Im Vorstoss enthalten ist jedoch, dass sich strafbar macht, wer jemandem aufgrund des Geschlechts eine Leistung verwehrt, die für die Allgemeinheit bestimmt ist. Statt Anstand zu vermitteln, wird Unanständiges unter Strafe gestellt. Gute Erziehung soll durch Polizeiarbeit ersetzt werden.
Spielt bis jetzt den Spielverderber der Abschaffung der Eigenmietwerbetsteuerung: Markus Ritter (SG).. (Bild: Keystone)
Zu achten ist auf:
- Markus Ritter (Mitte): Der St. Galler Nationalrat hat letztes Jahr die Rückweisung der Vorlage zum Eigenmietwert beantragt. Ist er nun mit der Vorlage zufrieden oder schwenkt er (zusammen mit dem Rest der Mitte-Delegation) ganz auf links-grün ein?
- Beat Rieder, Heidi Z'graggen, Daniel Fässler: Stimmen die drei nicht als progressiv geltenden Mitte-Ständeräte mit beim weiteren Ausbau der Strafnorm gegen «Hass»?
- Gesundheitskommission des Ständerates: Machen die Ständeräte, darunter auch Vertreter von Interessen von Kassen, mit bei der Symbolpolitik des Nationalrates in Sachen Löhnen der Geschäftsleitungen und Verwaltungsräte?
Was sonst noch läuft
Der Bundesrat wird (wie schon diese Woche) mehrere hundert Vorstösse beraten, damit sie in der Sommersession vom Parlament behandelt werden können.
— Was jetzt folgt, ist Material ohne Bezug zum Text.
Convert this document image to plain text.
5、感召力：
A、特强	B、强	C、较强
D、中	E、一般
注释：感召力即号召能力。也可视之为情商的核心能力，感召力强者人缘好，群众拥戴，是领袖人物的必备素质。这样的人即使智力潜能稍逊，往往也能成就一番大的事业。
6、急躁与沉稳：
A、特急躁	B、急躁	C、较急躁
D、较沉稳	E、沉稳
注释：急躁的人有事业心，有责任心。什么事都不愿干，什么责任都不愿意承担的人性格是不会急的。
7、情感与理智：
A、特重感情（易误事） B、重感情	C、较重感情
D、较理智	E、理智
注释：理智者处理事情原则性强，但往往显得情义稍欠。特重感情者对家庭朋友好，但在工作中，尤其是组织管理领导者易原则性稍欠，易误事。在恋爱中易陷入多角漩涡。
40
Ebenfalls in der Rechtskommission des Ständerates geht es um einen «Fachbeirat für die Auswahlverfahren der Gerichtskommission». Der Vorstoss ist das Eingeständnis des Parlamentes, dass es heute bei der Auswahl von Richtern für das Bundesstrafgericht, das Bundesverwaltungsgericht und das Bundesgericht weniger um fachliche Eignung, also um das richtige Parteibuch geht. Für die Parteien sind die Parteisteuern der Richter (rund fünf Prozent des Lohnes bei den Bürgerlichen, zehn Prozent bei SP und Grünen) eine wichtige Einnahmequelle. Da das Verfahren vollständig hinter verschlossenen Türen stattfindet, schaffen es auch Kandidaten ohne brillante juristische Qualifikationen in höchste Gerichte.